Of all your senses, sight is arguably the most important. This is because you won’t be able to experience half the world if you can’t see its vibrant colors and beauty. This goes then without saying that you should keep them as healthy as possible. Maintaining a healthy eyesight also means scheduling a visit to an eye care center in Apex, NC.
The question is how often should you make an appointment with your Clarity Vision eye doctor? Most experts recommend that you should have a regular checkup at least once every couple of years. However, if you have any of the following five signs, you should go for an eye exam sooner than later.
There are eye issues that can cause frequent headaches, and they can come out once you’ve gone through an eye exam. While headaches can be caused by spending too much time in front of a computer or working in dim light or in an overly bright workplace, there could be more serious reasons.
Caring for your vision is one of the important things you should do to maintain the quality of your life. Yet many people, particularly the young, tend to take their eyesight for granted, only seeking help when they experience discomfort and vision problems. In truth, many known eye problems can be prevented through something as simple as regularly visiting your local eye care center such as Clarity Vision in Apex, NC.
Plan Your Meals
You are what you eat; so if you want to have good eyesight, make sure to eat the right kinds of food to keep your eyes in tiptop shape. Eat foods that are rich in nutrients such as omega 3, lutein, zinc, vitamin C and E. You can find them in green leafy vegetables, oily fish like tuna or salmon, and citrus fruits. Avoid eating sweet foods to minimize the risk of diabetes. Diabetes also causes eye problems in adults.
When thinking about vision problems in children, most people think of school-age children struggling to read the blackboard from the back of the room. However, most severe vision problems in children arise before they even begin school. Because the children are not likely to realize what is deemed to be normal vision, they think their visual experience is normal and exhibit few symptoms.

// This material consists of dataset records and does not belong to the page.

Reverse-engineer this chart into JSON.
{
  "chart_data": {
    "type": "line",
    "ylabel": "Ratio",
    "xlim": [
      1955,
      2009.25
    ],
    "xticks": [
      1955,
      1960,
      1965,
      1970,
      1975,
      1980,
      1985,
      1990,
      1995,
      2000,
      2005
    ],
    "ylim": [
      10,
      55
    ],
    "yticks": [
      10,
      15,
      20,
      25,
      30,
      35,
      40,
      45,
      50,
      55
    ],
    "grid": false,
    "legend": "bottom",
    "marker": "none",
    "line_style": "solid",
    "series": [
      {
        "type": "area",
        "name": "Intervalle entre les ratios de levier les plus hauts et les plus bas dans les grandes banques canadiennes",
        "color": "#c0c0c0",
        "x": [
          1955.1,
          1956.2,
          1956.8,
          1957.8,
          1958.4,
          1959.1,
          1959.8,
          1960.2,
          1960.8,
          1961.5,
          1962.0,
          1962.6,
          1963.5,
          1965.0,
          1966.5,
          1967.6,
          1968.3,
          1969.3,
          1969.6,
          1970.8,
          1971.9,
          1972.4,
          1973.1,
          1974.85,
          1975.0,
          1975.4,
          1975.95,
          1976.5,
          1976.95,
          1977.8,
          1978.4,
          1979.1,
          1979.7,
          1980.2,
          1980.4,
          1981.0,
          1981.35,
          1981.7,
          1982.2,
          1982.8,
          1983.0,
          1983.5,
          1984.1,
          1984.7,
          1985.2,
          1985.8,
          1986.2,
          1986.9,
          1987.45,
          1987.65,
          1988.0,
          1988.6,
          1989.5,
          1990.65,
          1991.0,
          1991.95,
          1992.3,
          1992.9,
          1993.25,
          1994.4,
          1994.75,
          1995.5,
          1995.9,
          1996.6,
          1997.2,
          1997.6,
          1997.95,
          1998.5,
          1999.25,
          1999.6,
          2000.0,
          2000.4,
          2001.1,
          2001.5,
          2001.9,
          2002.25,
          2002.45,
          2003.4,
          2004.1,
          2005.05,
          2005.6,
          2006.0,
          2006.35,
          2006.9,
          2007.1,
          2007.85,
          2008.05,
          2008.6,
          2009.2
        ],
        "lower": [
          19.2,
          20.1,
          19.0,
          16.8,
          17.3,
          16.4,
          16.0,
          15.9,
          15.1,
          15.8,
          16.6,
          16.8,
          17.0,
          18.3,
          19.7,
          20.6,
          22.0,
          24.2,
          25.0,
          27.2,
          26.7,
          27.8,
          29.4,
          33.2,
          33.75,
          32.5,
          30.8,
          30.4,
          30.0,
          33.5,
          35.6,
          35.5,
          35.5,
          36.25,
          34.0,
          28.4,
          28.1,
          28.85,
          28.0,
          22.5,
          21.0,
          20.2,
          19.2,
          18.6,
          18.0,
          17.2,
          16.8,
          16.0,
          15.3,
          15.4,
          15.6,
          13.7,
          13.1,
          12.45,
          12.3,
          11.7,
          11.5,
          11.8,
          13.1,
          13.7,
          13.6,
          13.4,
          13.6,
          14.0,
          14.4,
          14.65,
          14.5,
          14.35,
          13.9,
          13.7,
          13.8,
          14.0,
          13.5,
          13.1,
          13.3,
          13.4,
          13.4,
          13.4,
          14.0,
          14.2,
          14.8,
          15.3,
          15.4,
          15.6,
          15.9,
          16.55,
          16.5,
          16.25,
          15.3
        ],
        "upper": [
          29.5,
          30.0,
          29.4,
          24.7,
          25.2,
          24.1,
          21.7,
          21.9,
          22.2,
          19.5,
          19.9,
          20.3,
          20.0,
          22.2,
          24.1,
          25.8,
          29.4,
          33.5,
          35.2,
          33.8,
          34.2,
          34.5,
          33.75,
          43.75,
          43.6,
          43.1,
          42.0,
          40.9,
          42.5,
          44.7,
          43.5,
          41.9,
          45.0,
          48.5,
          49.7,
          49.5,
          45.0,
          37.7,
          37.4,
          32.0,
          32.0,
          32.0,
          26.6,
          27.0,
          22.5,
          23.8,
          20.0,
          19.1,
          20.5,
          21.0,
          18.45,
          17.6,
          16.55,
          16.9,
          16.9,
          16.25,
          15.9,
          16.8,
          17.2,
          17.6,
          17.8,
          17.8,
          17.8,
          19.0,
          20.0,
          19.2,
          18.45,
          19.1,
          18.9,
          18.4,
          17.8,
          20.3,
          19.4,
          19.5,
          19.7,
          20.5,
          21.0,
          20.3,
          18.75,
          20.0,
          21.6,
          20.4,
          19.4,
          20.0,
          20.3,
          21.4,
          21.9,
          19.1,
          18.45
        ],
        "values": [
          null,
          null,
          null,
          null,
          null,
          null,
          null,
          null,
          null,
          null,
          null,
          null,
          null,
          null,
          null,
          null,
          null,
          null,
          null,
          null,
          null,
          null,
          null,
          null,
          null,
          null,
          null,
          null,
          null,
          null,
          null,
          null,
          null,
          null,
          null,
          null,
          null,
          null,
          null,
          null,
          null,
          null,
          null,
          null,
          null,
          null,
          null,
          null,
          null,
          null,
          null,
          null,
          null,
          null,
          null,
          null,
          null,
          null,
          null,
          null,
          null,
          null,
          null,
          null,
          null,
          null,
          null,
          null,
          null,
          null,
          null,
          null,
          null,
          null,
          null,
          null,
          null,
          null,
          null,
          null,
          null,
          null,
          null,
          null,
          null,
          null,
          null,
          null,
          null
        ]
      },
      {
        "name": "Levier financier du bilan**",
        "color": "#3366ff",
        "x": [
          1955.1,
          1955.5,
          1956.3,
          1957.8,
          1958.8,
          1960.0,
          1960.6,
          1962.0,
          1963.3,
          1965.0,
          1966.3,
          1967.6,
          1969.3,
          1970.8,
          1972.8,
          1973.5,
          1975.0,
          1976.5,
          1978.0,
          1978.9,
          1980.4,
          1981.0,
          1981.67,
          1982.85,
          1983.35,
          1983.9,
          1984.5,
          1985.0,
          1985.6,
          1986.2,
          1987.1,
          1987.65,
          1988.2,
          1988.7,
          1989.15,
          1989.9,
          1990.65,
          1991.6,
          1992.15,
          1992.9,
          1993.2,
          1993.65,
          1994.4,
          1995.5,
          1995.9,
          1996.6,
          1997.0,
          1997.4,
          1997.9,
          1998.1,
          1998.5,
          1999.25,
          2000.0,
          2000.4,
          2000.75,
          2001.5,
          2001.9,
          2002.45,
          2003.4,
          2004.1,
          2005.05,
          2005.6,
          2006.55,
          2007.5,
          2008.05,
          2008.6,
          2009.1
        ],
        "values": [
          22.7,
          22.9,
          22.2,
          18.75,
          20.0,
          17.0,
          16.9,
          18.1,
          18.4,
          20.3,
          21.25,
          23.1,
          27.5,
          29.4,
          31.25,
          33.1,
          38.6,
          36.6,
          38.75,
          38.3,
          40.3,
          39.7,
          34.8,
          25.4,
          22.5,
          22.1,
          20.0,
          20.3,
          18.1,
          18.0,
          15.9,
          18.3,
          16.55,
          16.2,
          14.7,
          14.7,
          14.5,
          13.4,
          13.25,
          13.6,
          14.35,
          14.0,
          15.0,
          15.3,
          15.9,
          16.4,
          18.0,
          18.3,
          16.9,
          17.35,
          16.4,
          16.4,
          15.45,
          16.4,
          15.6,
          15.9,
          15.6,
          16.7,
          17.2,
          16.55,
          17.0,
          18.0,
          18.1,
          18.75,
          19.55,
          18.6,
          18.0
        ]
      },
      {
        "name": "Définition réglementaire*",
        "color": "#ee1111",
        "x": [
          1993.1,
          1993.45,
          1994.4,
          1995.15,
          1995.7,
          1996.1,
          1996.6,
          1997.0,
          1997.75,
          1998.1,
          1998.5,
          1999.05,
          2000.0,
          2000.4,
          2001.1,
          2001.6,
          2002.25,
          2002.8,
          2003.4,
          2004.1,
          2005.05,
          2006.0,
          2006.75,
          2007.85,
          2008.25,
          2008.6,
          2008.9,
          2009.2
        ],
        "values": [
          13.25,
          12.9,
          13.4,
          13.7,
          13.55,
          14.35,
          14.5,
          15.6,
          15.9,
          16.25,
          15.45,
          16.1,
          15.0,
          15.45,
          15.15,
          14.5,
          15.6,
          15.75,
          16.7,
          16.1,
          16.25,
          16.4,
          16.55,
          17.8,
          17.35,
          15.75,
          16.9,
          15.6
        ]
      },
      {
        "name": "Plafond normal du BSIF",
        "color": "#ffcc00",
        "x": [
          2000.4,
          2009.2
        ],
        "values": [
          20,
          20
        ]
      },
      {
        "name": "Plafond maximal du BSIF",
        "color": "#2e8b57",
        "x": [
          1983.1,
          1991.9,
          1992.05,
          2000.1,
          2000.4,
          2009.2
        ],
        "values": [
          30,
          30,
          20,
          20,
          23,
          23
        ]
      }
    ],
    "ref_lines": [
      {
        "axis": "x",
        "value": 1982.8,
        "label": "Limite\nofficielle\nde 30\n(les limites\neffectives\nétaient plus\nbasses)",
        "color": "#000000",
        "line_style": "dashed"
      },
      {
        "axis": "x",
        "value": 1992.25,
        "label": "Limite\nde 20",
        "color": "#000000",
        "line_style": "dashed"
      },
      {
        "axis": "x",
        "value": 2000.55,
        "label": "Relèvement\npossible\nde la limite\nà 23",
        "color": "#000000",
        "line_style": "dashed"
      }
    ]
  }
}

That’s why it is even more important to be mindful of the symptoms for early-onset visual problems among children, so that it may be possible to initiate effective treatment.

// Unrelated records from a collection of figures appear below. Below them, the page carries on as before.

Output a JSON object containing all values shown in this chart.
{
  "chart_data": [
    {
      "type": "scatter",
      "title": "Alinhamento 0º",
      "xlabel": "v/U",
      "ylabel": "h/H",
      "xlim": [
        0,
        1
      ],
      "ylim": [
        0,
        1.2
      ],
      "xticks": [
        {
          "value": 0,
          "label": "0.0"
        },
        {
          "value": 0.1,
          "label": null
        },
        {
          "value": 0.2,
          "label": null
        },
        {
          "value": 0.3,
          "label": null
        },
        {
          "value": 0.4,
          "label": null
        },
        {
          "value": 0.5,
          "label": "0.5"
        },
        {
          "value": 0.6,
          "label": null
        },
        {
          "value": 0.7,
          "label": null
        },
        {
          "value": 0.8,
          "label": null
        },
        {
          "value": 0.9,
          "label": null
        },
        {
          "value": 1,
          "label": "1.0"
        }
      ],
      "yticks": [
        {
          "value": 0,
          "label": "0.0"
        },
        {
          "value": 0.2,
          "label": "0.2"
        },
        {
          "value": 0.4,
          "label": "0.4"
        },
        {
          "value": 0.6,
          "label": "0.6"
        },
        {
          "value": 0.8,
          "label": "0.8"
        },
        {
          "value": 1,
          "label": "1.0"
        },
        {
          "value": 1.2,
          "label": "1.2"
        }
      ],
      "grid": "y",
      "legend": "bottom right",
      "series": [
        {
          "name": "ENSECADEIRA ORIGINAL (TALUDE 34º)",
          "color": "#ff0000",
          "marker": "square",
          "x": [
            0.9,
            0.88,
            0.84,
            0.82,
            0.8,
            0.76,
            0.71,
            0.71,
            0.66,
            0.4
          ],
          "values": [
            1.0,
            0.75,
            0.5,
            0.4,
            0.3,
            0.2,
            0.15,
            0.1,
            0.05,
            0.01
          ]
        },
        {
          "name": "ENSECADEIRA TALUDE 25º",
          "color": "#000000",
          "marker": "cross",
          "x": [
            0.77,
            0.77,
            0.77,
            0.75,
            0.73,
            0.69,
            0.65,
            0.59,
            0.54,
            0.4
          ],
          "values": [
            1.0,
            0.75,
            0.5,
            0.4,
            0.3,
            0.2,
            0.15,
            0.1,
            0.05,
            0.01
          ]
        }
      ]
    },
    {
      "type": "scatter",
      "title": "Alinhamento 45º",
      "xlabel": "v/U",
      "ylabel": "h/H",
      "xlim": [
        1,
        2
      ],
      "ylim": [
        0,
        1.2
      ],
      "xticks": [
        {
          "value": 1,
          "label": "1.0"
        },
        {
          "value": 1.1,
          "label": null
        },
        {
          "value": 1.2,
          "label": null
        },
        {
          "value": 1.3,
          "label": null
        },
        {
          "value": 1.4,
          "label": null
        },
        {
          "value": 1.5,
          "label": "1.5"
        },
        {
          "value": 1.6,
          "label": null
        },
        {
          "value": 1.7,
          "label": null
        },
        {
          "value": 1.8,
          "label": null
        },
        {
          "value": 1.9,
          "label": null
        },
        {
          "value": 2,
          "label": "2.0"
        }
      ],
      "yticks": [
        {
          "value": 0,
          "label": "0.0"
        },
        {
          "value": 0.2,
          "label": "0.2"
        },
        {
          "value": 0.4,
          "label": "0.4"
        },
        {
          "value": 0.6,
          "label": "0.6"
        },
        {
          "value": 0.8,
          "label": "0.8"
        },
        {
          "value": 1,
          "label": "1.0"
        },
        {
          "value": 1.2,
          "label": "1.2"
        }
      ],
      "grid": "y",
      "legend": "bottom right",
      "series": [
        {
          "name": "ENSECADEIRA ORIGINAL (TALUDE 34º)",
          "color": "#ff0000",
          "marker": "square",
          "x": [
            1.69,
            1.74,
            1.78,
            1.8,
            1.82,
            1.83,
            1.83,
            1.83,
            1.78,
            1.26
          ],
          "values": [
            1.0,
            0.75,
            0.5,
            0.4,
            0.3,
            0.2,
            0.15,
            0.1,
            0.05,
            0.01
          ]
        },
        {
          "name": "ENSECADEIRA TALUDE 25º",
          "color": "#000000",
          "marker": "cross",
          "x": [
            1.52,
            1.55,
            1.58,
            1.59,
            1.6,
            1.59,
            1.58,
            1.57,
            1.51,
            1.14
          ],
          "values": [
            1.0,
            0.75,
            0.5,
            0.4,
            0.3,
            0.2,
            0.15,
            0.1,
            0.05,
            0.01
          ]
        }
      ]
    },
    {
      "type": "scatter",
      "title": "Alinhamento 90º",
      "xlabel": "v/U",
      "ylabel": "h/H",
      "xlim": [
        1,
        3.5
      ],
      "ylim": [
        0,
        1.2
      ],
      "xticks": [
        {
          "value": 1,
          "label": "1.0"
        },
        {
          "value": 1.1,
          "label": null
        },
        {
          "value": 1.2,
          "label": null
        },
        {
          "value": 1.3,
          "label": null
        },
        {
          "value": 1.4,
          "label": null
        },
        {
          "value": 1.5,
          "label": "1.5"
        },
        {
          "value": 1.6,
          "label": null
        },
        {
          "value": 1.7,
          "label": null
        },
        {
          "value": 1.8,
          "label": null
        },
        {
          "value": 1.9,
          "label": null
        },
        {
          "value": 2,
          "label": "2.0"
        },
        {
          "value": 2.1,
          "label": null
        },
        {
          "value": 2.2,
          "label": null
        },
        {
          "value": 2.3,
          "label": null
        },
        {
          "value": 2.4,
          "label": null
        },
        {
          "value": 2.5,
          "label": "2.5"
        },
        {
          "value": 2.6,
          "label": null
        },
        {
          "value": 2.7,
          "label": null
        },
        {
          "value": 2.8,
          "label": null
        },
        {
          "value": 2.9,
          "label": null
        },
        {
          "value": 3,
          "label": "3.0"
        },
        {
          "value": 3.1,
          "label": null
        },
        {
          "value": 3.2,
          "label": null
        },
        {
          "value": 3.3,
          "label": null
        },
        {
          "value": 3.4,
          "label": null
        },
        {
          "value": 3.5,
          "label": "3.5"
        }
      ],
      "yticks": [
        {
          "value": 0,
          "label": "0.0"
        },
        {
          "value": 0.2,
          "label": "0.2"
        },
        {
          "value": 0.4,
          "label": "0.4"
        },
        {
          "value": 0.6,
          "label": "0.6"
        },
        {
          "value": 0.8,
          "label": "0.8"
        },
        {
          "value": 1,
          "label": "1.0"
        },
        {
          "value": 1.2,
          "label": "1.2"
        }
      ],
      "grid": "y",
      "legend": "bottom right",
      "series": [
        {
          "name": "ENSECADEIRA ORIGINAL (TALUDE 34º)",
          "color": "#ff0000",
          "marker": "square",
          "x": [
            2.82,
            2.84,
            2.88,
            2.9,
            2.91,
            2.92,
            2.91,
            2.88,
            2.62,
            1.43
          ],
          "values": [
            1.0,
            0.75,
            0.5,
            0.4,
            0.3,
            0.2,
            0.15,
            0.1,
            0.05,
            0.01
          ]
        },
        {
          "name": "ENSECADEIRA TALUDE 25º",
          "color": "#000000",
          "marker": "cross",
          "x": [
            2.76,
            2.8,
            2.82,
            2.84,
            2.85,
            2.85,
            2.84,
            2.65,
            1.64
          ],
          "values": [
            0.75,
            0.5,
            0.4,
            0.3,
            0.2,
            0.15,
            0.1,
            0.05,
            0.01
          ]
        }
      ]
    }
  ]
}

Type 2 diabetes is on the rise in children as well as adults. Even so, not all pediatricians are doing blood sugar testing or other screening tests for children who might be at risk. If type 2 diabetes goes undiagnosed, it may cause a child to develop eye damage. An eye doctor in Apex, NC offers a variety of screening tests and methods to detect diabetic eye damage and treat it before a child begins to experience vision loss.
Vision Symptoms Due to Diabetes
When you arrive at an eye care center, the vision care team will ask you and your child several questions about the reason for your visit. Diabetes may cause your child to experience a variety of vision symptoms even without a loss of vision. Some of the most common vision symptoms related to type 2 diabetes include floaters, blurry vision, double vision and rings or flashing lights. A child who has had untreated type 2 diabetes for a while may start to have difficulty seeing things out of the corners of his or her eyes.

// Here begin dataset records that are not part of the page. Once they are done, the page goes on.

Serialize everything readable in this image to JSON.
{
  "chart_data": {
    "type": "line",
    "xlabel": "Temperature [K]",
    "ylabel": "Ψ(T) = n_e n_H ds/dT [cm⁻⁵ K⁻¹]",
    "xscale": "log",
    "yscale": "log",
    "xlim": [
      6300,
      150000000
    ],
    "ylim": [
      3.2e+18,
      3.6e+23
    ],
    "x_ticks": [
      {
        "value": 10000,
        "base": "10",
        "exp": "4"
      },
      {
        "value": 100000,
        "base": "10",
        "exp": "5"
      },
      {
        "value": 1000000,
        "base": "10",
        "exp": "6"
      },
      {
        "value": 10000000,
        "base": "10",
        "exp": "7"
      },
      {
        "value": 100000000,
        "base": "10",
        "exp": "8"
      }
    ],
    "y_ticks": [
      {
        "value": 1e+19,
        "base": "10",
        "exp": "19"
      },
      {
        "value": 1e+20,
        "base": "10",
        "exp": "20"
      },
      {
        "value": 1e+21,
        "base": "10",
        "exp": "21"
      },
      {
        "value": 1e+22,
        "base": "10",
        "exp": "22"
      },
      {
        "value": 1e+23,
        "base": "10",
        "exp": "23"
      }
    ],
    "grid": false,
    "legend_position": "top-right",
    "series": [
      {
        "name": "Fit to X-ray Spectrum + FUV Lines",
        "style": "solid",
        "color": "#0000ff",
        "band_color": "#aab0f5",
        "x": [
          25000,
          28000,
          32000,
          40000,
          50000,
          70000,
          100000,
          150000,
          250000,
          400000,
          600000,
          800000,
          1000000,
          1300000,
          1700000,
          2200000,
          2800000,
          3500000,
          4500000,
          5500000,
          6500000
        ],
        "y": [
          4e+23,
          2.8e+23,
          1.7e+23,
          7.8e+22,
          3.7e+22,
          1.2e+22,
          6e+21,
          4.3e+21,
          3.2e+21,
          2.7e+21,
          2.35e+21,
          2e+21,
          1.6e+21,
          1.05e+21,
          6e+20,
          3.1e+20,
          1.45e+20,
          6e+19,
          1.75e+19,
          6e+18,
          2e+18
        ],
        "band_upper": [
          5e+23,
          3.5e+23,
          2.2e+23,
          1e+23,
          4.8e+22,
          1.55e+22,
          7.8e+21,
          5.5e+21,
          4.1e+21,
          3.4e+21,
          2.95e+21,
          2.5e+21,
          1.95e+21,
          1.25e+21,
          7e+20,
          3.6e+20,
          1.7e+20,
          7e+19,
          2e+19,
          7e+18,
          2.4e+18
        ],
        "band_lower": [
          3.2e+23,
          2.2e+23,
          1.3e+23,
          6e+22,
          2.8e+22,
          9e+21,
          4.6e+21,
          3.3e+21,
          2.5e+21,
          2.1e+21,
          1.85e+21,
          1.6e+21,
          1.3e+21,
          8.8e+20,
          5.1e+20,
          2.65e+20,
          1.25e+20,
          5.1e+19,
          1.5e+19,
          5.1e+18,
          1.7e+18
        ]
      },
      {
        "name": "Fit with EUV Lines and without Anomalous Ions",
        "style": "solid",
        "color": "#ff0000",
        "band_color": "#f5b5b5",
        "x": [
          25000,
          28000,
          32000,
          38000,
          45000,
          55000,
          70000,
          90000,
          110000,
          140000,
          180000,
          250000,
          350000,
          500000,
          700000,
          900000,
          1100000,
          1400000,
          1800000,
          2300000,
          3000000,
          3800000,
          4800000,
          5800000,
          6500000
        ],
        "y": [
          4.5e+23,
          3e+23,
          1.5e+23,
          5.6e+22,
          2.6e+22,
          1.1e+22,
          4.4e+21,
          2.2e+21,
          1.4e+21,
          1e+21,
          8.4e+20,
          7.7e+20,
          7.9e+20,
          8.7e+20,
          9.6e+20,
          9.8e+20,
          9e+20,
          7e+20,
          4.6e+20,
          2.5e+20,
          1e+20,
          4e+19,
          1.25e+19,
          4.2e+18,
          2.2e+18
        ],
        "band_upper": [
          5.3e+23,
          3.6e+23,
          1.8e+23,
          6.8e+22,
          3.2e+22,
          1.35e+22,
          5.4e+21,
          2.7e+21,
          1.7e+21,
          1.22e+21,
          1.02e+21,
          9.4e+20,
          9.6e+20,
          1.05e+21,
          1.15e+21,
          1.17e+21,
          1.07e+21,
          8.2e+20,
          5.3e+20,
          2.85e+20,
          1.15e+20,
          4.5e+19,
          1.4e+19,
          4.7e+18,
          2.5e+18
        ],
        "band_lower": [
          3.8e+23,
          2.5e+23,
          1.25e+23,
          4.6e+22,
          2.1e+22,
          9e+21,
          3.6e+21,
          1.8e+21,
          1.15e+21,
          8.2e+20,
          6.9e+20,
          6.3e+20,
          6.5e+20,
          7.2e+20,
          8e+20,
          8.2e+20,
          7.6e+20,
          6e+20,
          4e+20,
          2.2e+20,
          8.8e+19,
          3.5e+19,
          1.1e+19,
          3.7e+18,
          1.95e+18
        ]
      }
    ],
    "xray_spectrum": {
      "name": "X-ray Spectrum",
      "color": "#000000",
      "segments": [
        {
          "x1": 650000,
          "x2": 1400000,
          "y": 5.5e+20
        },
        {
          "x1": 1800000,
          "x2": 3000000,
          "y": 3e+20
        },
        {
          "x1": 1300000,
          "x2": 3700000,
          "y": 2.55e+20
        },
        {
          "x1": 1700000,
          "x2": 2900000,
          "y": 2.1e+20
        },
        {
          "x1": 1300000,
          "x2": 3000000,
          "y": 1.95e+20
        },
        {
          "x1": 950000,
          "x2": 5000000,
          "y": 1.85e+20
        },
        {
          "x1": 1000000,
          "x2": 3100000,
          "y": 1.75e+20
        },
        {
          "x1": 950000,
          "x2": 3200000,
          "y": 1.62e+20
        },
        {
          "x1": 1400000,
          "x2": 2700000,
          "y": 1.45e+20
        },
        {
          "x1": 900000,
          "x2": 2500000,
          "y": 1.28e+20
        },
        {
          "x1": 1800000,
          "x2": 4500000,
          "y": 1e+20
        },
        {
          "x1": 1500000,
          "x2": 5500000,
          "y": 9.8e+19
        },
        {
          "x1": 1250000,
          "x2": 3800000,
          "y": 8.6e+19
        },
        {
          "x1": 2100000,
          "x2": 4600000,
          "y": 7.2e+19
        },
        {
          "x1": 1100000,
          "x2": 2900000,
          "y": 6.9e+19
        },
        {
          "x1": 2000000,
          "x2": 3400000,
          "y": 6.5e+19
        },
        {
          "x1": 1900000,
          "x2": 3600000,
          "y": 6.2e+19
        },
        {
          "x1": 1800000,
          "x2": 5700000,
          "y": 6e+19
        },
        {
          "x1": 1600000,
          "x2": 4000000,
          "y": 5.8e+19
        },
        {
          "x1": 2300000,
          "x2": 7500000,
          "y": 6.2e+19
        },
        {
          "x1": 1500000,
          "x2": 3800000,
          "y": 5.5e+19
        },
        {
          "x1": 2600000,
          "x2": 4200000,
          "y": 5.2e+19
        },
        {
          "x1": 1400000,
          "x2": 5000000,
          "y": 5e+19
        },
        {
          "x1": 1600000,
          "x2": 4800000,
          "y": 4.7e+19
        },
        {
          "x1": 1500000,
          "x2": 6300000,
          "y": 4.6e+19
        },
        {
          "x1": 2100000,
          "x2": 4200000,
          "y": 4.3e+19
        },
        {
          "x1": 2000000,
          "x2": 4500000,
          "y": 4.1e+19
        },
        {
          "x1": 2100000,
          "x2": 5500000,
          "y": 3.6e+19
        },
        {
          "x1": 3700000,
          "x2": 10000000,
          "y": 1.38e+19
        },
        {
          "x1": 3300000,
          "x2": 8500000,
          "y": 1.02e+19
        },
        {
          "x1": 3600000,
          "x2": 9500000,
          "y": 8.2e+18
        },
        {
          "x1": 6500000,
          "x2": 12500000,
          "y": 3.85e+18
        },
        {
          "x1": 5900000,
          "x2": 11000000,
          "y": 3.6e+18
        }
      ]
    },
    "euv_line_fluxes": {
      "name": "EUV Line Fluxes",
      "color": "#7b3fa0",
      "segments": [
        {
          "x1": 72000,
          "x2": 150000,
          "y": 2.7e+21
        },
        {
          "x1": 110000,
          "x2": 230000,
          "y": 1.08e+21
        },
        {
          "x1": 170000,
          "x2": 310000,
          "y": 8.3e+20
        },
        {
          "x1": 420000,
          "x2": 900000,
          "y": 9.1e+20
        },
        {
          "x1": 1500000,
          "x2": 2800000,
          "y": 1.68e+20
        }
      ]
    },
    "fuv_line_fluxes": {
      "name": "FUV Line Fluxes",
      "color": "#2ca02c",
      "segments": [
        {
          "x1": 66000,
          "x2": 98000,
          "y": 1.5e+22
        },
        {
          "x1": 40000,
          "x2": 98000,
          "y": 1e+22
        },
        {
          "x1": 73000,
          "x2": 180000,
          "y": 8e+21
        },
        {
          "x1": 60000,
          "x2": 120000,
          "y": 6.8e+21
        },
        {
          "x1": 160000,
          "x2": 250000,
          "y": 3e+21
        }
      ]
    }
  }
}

Proper 20/20 vision is not only essential for your child’s growth and development, but it is also critical to his or her success within school and in forming social relationships at home. While your child will have his or her eyes checked by a pediatrician, an eye doctor in Apex, NC has the right equipment to check for a wide variety of childhood eye and vision disorders. Even if your child is developing on schedule, it is important to have regular eye exams beginning in infancy in order to detect and treat any potential problems.
When You Suspect a Problem
If you suspect a problem with your baby’s or toddler’s vision, a visit to an eye care center in Apex NC can identify any issues that are present. The optometrists at a child eye care center routinely care for patients with congenital and developmental vision disorders.